As Curator David Wood stated, “The real stars of the show are a dozen 18th and 19th century examples of women’s, men’s and children’s clothing. Most have Concord histories, and few have been on view in recent past.” On the Museum’s runway – Fresh Goods fashions range from a Parisian dinner dress to a shoes made from silk brocade to a handmade everyday dress made with cotton milled in New England.

In addition to seeing how people shopped hundreds of years ago, visitors will also have an opportunity to virtually shop a cross section of the Museum’s clothing collection through a specially-designed interactive experience that utilizes a modern online shopping platform. The whimsical online site allows visitors to playfully select fans, bags, shoes, and clothing for their ideal 18th or 19th wardrobe.

Curator David Wood explained, “A novel and engaging element of Fresh Goods is the online shopping experience, with the objects of desire being examples from Concord Museum’s outstanding collection of clothing and accessories. An entertaining exercise in its own right, it is also a user-friendly portal into the wealth of information we have on these historic Concord objects.”

When Louisa May Alcott wrote in a letter, “I’ve got a new dress, gray silk, costing 90 cents per yard, thick, silvery, and very pretty in the piece,” she refers not to the dress, but the cloth it was made from. Before the age of ready-to-wear, it was the fabric one shopped for, not the garment. Pieces of cloth then might be taken to a dressmaker to be made into a garment, or the dress might be made at home.

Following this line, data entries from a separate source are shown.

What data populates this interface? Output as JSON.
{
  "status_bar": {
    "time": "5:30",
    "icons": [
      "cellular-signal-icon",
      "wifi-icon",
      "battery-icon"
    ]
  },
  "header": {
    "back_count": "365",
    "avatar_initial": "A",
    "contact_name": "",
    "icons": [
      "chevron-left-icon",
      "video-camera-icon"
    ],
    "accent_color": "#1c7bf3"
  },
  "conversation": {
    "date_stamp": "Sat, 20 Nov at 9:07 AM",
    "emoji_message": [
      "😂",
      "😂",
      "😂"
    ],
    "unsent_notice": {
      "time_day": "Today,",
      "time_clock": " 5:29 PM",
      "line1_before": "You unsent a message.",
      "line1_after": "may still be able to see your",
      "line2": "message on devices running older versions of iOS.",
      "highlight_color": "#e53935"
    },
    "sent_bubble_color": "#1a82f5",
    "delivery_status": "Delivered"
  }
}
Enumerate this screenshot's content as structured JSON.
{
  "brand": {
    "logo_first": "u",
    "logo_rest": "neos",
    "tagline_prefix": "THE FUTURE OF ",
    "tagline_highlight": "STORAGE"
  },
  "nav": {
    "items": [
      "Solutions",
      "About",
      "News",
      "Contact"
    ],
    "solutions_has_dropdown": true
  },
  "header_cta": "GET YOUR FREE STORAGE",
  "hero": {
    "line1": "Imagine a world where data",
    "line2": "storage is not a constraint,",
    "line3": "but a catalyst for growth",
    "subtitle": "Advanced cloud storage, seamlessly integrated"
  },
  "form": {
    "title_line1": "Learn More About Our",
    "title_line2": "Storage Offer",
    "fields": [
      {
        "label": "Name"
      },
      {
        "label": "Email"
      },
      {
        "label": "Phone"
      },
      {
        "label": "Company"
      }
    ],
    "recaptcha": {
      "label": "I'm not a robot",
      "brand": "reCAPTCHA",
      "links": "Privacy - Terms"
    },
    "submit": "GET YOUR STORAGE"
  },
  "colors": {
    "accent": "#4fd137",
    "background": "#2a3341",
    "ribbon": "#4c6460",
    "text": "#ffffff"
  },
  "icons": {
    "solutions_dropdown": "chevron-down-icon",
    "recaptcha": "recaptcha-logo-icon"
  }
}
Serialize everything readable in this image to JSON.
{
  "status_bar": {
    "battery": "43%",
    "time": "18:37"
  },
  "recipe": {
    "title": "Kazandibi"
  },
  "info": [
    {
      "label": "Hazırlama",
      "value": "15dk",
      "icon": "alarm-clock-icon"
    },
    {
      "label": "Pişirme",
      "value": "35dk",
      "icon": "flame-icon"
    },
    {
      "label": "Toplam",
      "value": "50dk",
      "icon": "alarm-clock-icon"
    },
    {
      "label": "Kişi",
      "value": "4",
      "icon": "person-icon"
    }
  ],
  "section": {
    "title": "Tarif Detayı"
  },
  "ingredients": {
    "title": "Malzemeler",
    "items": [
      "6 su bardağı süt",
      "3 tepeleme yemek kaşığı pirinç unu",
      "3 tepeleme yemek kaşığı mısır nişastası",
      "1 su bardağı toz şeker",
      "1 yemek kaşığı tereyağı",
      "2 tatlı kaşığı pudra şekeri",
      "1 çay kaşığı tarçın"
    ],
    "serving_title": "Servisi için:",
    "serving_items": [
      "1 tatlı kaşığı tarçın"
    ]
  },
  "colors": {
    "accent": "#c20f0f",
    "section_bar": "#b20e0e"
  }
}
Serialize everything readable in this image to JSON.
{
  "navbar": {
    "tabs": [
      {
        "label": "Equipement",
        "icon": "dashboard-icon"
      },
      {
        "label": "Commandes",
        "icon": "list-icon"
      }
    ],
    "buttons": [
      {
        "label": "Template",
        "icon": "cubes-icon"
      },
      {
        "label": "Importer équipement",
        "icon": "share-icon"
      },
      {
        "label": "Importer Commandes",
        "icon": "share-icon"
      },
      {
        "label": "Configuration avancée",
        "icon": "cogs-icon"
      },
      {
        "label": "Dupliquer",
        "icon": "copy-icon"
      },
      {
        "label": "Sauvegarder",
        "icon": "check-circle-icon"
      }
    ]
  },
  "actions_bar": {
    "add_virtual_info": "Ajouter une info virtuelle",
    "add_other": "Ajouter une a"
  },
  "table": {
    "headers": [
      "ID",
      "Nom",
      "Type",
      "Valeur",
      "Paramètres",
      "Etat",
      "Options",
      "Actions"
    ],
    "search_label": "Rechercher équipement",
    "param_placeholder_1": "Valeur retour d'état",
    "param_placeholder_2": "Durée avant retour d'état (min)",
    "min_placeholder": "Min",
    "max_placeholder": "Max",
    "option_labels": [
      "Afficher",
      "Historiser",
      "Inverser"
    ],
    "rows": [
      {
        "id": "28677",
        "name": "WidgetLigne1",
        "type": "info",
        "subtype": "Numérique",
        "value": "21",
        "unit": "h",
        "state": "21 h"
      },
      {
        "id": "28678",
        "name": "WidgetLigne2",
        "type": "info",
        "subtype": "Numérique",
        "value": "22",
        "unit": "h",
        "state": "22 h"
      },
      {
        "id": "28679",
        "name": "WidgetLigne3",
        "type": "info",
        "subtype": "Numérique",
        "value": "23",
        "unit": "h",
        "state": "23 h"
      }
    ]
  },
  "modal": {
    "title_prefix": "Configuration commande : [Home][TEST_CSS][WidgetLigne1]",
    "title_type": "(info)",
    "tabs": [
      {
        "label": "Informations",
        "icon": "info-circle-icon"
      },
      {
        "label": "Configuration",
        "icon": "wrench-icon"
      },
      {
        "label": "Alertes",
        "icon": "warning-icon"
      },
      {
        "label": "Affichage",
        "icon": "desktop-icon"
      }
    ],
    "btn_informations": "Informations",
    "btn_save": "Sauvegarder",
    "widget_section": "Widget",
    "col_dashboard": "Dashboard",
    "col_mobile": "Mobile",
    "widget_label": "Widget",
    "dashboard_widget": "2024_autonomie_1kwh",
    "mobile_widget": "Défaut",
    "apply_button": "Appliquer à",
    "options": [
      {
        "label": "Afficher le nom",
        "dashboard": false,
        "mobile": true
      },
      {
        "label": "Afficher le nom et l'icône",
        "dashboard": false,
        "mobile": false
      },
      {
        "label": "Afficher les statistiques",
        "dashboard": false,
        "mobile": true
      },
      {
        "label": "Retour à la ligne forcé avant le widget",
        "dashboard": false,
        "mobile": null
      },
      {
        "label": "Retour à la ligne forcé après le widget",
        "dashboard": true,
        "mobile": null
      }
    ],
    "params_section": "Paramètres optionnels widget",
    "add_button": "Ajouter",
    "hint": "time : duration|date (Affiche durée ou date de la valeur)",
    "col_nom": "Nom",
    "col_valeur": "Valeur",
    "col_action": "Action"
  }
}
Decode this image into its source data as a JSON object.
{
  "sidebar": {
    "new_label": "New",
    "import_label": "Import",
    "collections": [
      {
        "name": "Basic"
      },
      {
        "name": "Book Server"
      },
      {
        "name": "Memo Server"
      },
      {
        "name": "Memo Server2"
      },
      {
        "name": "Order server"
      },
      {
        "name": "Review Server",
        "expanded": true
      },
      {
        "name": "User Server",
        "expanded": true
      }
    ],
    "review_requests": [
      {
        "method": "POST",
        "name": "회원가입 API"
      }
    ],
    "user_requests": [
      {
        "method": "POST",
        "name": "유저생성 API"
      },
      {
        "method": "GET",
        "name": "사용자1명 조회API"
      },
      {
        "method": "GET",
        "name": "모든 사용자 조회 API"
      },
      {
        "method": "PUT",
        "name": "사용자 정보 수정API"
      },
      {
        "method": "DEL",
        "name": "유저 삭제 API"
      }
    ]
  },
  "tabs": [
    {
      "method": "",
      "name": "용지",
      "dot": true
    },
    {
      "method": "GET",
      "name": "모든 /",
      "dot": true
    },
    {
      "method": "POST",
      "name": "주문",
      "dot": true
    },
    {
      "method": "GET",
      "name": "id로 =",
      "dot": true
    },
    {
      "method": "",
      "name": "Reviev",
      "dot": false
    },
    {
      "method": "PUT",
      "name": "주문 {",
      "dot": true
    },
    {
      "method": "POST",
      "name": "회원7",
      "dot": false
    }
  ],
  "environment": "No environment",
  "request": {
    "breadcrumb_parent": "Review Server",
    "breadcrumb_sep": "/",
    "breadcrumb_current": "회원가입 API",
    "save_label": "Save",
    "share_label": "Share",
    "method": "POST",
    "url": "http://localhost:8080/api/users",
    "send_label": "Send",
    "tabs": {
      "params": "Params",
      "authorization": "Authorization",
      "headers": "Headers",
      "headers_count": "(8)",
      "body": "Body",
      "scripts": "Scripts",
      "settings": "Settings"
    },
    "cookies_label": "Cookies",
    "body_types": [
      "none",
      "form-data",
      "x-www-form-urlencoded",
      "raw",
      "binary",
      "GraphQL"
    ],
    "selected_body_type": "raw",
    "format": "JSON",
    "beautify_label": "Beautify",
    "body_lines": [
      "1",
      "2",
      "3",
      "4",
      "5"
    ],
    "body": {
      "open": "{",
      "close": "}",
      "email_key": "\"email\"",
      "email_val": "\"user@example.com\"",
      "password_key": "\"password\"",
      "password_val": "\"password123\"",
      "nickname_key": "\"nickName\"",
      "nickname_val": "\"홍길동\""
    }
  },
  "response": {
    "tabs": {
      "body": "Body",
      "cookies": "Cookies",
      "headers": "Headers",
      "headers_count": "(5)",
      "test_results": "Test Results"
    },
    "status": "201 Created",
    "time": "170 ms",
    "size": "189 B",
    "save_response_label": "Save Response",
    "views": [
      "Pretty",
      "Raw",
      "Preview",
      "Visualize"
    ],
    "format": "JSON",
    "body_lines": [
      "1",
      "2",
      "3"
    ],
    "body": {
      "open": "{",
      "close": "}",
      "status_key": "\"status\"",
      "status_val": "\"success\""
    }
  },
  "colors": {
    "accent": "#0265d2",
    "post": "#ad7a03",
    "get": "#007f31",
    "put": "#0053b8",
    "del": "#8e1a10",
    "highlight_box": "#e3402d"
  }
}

Clothing conveys information about the wearer’s gender, age, rank, and wealth, as well as clues about subtler categories, such as taste, education, marital status, and aspiration. Through fourteen evocative documented outfits, the exhibition will consider the shopping habits of Concordians in the 18th and 19th centuries. The exhibit includes pieces made at home with fabric purchased at shops on Concord’s main streets, or made at the local workplaces of seamstresses, tailors, and milliners. Clothing and accessories may have been purchased in Boston, New York, London, or Paris. Looking closely at these rare and rarely-displayed artifacts, visitors will be encouraged to compare their current conventions for choosing and buying clothing to people’s practices in the past.

The title of the exhibition, Fresh Goods, is taken from an 1818 newspaper ad for the Concord Shop of Josiah Davis announcing the sale of fabrics such as figured flannels, crimson, bombazettes, and white and black cambricks.